We got a copy of their contract, a few years ago. They have what’s called a corporate contract with the workers, it’s not a union contract. It’s not a trade union like we have in the United States. So it’s a contract and that’s what it says they make: 97 cents an hour. We also know through U.S. contractors going down to Mexico that they’re putting more equipment in those plants. They come back and tell us how many more lines they’re adding, how much more capacity they’ve got, what they’re putting out, so we’ve got a lot more information. We’re sharing that with our senators and congressmen. We’re letting them know what’s going on. Somebody’s got to do something.

Do you have any information as to whether product is starting to run out or disappear from the shelves? Are they feeling the impact of the strike?

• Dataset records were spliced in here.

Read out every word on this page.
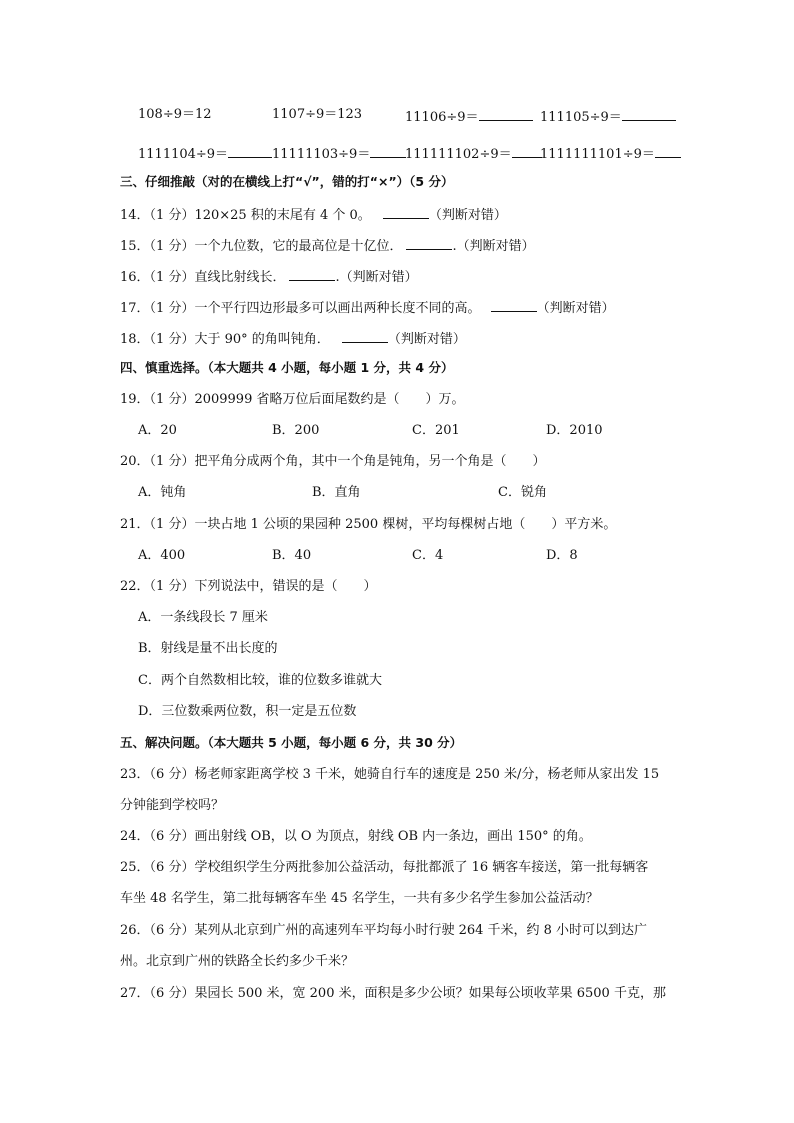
108÷9＝12	1107÷9＝123	11106÷9＝	111105÷9＝
1111104÷9＝	11111103÷9＝	111111102÷9＝	1111111101÷9＝
三、仔细推敲（对的在横线上打“√”，错的打“×”）（5 分）
14．（1 分）120×25 积的末尾有 4 个 0。	（判断对错）
15．（1 分）一个九位数，它的最高位是十亿位．	.（判断对错）
16．（1 分）直线比射线长．	.（判断对错）
17．（1 分）一个平行四边形最多可以画出两种长度不同的高。	（判断对错）
18．（1 分）大于 90° 的角叫钝角．	（判断对错）
四、慎重选择。（本大题共 4 小题，每小题 1 分，共 4 分）
19．（1 分）2009999 省略万位后面尾数约是（　　）万。
A．20	B．200	C．201	D．2010
20．（1 分）把平角分成两个角，其中一个角是钝角，另一个角是（　　）
A．钝角	B．直角	C．锐角
21．（1 分）一块占地 1 公顷的果园种 2500 棵树，平均每棵树占地（　　）平方米。
A．400	B．40	C．4	D．8
22．（1 分）下列说法中，错误的是（　　）
A．一条线段长 7 厘米
B．射线是量不出长度的
C．两个自然数相比较，谁的位数多谁就大
D．三位数乘两位数，积一定是五位数
五、解决问题。（本大题共 5 小题，每小题 6 分，共 30 分）
23．（6 分）杨老师家距离学校 3 千米，她骑自行车的速度是 250 米/分，杨老师从家出发 15
分钟能到学校吗？
24．（6 分）画出射线 OB，以 O 为顶点，射线 OB 内一条边，画出 150° 的角。
25．（6 分）学校组织学生分两批参加公益活动，每批都派了 16 辆客车接送，第一批每辆客
车坐 48 名学生，第二批每辆客车坐 45 名学生，一共有多少名学生参加公益活动？
26．（6 分）某列从北京到广州的高速列车平均每小时行驶 264 千米，约 8 小时可以到达广
州。北京到广州的铁路全长约多少千米？
27．（6 分）果园长 500 米，宽 200 米，面积是多少公顷？如果每公顷收苹果 6500 千克，那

Well I know they’ve got to be feeling the impact. But it’s only been two weeks. It’s gonna take a little while. There’s a lot of product out there, and obviously they’re still pumping it out of Mexico. I think it is affecting them in some areas already. It has to be. That’s a lot of volume not running out of those plants. And they can say they got contingencies. But you can’t just walk up one day and do those jobs. There’s a lot of training involved. These are high skill, high production jobs, and that’s why they’re paid and compensated at a good rate. 

If you pay people substandard wages and substandard benefits, you might not have that same attitude from those workers; it’s just another job. If they maintain the benefits they currently have, maybe they’ll be able to recruit a next generation of people who are gonna be loyal to the brand, loyal to the jobs, put out good quality. But you gotta share it with your workers.

Well, they don’t seem to want to do that right now. One thing I heard a little bit on the picket line was confusion about why everybody didn’t go out at once. Was there a strategy in rolling it out gradually that the international union had in mind?

Those locals negotiate together, so they helped develop the strategy. At the end of the day it’s about getting a contract. The locals decided how we wanted to approach it. But the workers were ready everywhere. It’s still our goal to get a fair contract, and the company has not come to the table to do that yet.

Just to be clear, are all the members of the bargaining unit at this point out on strike: every distribution center, every bakery?

The ones that are covered by this collective bargaining agreement. Not all of our locations are covered under this pattern type bargaining that we’re doing. We do have a few other facilities that aren’t part of the pattern, but their contracts have expired too and they’re having similar problems that we’re having. And so who knows what’s next? There’s more to come.

Are you saying that there are other union Nabisco facilities? Where are those located?

In Naperville, Illinois, and San Antonio, Texas.

And those are distribution centers? 

One’s a plant, and ones a distribution. 

What’s the plant? 

Naperville. 

What do they make? 

Triscuits.

So they’re still working under a different contract?

They’re not part of the same bargaining unit, but yes their contract has expired also, and the workers there have voted unanimously to strike. 

In Portland, we’re seeing a lot of solidarity.

It’s absolutely incredible. We do appreciate that, we need the attention given to this. I think it’s very important not just for our workers, for all American workers. The other AFL-CIO unions, organizations from all over the country, whether union or not, have been coming out on the lines, letting their voices be heard. And they really appreciate our workers taking a stand like this. I think this is really gonna help a lot of people see that unions are necessary, unions are important to society, because you can’t trust the corporate citizens to do the right thing with the workers.